Here’s a sad song about a relationship coming to an end. Gordon Lightfoot wrote “If You Could Read My Mind” about his own divorce, and the lyrics are shot through with the bitterness of a man who realizes that the woman he married is now almost a complete stranger:
I never thought I could act this wayAnd I’ve got to say that I just don’t get it I don’t know where we went wrong But the feeling’s gone and I just can’t get it back
Confessional songs always have a tough path to walk: they have to convey the emotions and the heartache, but they always run the risk of going too far, either into “too much information” territory, or they somehow don’t go far enough, relying on clichés and too much easy language to make the point. Lightfoot’s lyrics for this song are interestingly complex: “If you could read my mind” itself, the way the song begins, conveys his desire for his wife to understand him, even though he later acknowledges that he can’t find his way back to how he used to feel.

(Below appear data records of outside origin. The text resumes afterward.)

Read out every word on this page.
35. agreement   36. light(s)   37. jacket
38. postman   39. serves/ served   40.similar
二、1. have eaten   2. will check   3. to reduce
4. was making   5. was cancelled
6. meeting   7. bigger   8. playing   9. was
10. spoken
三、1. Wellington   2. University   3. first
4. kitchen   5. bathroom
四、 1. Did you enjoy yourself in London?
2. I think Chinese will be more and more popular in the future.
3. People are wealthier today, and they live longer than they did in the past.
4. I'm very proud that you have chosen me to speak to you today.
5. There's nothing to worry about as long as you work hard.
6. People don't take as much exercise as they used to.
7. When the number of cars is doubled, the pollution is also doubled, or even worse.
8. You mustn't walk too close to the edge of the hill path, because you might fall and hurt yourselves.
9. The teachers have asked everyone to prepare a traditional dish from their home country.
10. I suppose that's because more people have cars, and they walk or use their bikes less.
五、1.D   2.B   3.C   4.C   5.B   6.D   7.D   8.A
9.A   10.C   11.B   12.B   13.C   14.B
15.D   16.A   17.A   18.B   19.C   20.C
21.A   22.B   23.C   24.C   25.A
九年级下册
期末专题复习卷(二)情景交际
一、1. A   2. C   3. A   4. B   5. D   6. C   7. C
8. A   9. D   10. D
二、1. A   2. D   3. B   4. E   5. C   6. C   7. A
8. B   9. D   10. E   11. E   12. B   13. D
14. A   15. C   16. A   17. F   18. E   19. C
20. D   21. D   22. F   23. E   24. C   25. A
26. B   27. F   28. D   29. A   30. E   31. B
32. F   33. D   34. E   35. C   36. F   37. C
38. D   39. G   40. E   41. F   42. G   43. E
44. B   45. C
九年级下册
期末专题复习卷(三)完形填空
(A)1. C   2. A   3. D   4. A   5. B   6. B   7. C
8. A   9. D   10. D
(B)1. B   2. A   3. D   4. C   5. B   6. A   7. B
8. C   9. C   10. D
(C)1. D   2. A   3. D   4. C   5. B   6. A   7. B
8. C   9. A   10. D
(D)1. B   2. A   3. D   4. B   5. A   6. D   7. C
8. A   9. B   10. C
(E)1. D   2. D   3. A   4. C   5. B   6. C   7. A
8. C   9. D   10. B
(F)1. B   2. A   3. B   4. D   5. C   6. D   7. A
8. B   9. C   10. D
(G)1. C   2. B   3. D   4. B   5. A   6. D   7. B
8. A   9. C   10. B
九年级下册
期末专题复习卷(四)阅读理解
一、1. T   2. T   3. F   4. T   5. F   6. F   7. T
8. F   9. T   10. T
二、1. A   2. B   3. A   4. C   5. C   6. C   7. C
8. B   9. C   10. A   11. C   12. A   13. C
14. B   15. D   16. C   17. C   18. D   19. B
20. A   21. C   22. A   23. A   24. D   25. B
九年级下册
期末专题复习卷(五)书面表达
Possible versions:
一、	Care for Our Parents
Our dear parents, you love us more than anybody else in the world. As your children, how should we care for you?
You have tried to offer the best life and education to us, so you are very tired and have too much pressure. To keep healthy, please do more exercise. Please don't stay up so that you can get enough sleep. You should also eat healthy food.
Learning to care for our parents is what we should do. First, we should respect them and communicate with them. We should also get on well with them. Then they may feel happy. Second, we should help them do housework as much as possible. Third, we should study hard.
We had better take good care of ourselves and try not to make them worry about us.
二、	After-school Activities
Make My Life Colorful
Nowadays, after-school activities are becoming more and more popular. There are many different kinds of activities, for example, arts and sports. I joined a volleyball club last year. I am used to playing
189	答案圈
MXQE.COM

What I love most about this song is the way the melody interplays with the lyrics. Lightfoot’s words make clear that there’s no way, the love is gone, it’s gone forever–but there’s something in the melody, the way it occasionally yearns upward, that feels like maybe Lightfoot doesn’t quite believe that the love is gone yet, even though he’s heartbroken that “he just can’t get it back”. The melody here deepens the lyrics and exposes them. That’s what a good song can do.